Lettres du Japon (3) Le Mont Fuji


Hier soir, à notre arrivée à l'hôtel, nous faisions des vœux pour que la chambre donne du bon côté. La déesse des voyageurs nous a entendus. En faisant coulisser les fenêtres aux carreaux en papier de riz, il est là. Tel qu'en mes rêves fous. Il dresse son triangle parfait vers un ciel complètement dégagé, nimbé d'une brume un peu laiteuse. Quelle merveille, quand on réalise tout à coup que l'on est au pied de la montagne la plus célèbre du Japon. J'ai l'impression de me retrouver dans une estampe, dans un haïku, ou un roman de Murakami. Au sol, un tatami en paille de riz et jonc tressé et des futons au ras du sol renforcent cette impression poétique.

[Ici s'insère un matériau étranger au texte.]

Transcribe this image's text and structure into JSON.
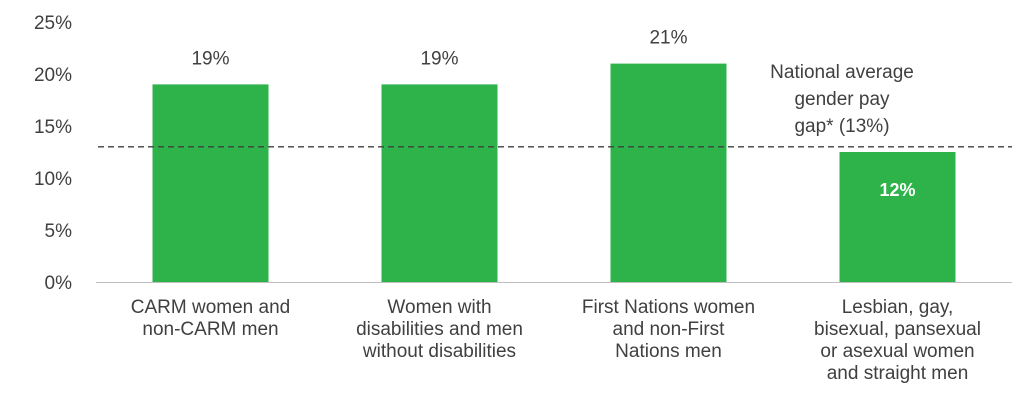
{
  "chart_data": {
    "type": "bar",
    "categories": [
      [
        "CARM women and",
        "non-CARM men"
      ],
      [
        "Women with",
        "disabilities and men",
        "without disabilities"
      ],
      [
        "First Nations women",
        "and non-First",
        "Nations men"
      ],
      [
        "Lesbian, gay,",
        "bisexual, pansexual",
        "or asexual women",
        "and straight men"
      ]
    ],
    "values": [
      19,
      19,
      21,
      12.5
    ],
    "data_labels": [
      "19%",
      "19%",
      "21%",
      "12%"
    ],
    "ylim": [
      0,
      25
    ],
    "yticks": [
      "0%",
      "5%",
      "10%",
      "15%",
      "20%",
      "25%"
    ],
    "ytick_values": [
      0,
      5,
      10,
      15,
      20,
      25
    ],
    "reference_line": {
      "value": 13,
      "label": [
        "National average",
        "gender pay",
        "gap* (13%)"
      ],
      "style": "dashed"
    },
    "bar_color": "#2db34a",
    "grid": false,
    "legend": "none"
  }
}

Ce matin, lever six heures pour tenter de saisir l'instant.  Nous montons en haut de l'escalier de secours extérieur pour échapper aux fils électriques qui gâchent les prises de vue. Ce bijou du patrimoine japonais n'est décidément pas assez mis en valeur. Des montagnes russes assez hideuses se dressent juste devant. Peu importe. On veut voir le Fugi.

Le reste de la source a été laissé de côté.